Together with his former firm Herbert Smith Freehills, Weiniger helped Standard Chartered Bank win a US$148 million ICSID award against Tanzanian state power company Tanesco in September 2016. The co-counsel team persuaded a tribunal that it had been misled by Tanesco earlier in the case and should therefore revisit a decision to only grant declaratory relief. It is thought to be the first time an ICSID tribunal has reconsidered one of its substantive decisions. Annulment proceedings are pending, as is a separate ICSID claim that the team is helping the bank to bring against Tanzania.
On the state side, the firm helped Senegal to settle an ICSID claim brought by French cement company VICAT without any compensation paid by the state.
More work came from eastern Europe. As co-counsel with GAR 100 firm Fietta, Linklaters is acting for a private equity fund in an investment treaty claim against Poland relating to the expropriation of a stake in a bank.
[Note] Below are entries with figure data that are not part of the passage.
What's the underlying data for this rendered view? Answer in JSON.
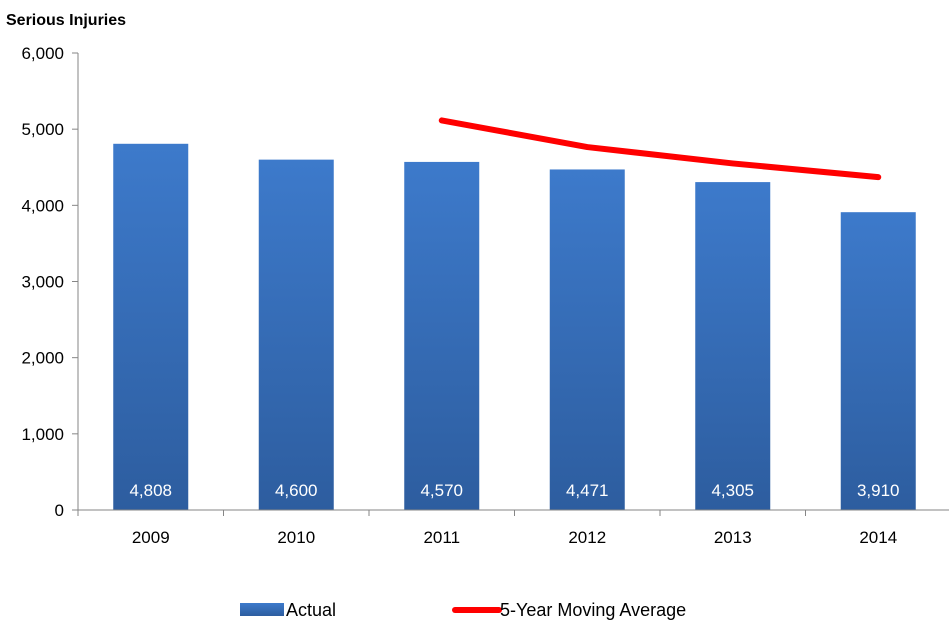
{
  "chart_data": {
    "type": "bar",
    "title": "Serious Injuries",
    "xlabel": "",
    "ylabel": "",
    "categories": [
      "2009",
      "2010",
      "2011",
      "2012",
      "2013",
      "2014"
    ],
    "ylim": [
      0,
      6000
    ],
    "yticks": [
      "0",
      "1,000",
      "2,000",
      "3,000",
      "4,000",
      "5,000",
      "6,000"
    ],
    "series": [
      {
        "name": "Actual",
        "type": "bar",
        "values": [
          4808,
          4600,
          4570,
          4471,
          4305,
          3910
        ],
        "labels": [
          "4,808",
          "4,600",
          "4,570",
          "4,471",
          "4,305",
          "3,910"
        ],
        "color": "#3a73c0"
      },
      {
        "name": "5-Year Moving Average",
        "type": "line",
        "values": [
          null,
          null,
          5115,
          4765,
          4550,
          4370
        ],
        "color": "#ff0000"
      }
    ],
    "grid": false,
    "legend": "bottom"
  }
}
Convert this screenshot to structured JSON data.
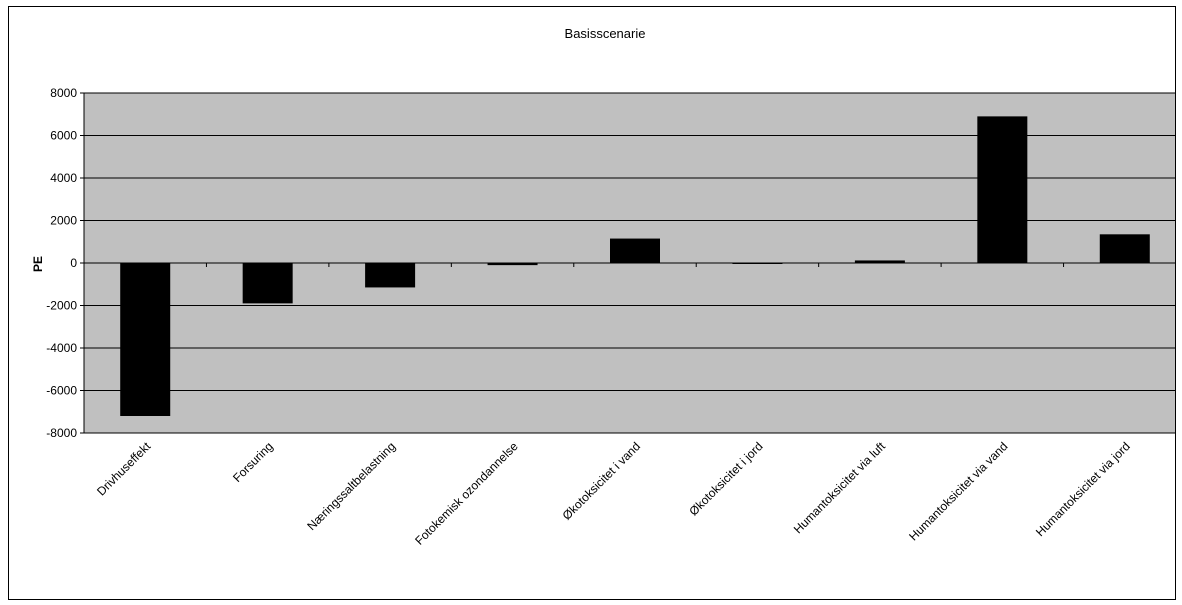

It continues to act in a €90 million treaty case against Estonia.
It defeated a US$1 billion LCIA claim for alleged breach of warranties in the sale of a majority interest in an eastern European steel entity.
Weiniger helped another client, Ukrainian real estate developer Arricano, win an LCIA award in May 2016 requiring a counterparty to hand over a majority stake in a Kiev shopping centre.
The firm helped a German client settle a US$1.3 billion dispute relating to construction of a steel plant in Brazil.
Alexandre Job, in-house counsel at Total, praises the firm’s “extensive experience in high-profile cases and ability in developing a global dispute strategy.” Andrew Plump is “a powerful advocate, a strong oral litigator, and he never hesitates to be hands on”. Pierre Duprey is meanwhile “very clever at combining legal tactics with the clients’ interests, and always keeps a cool head”.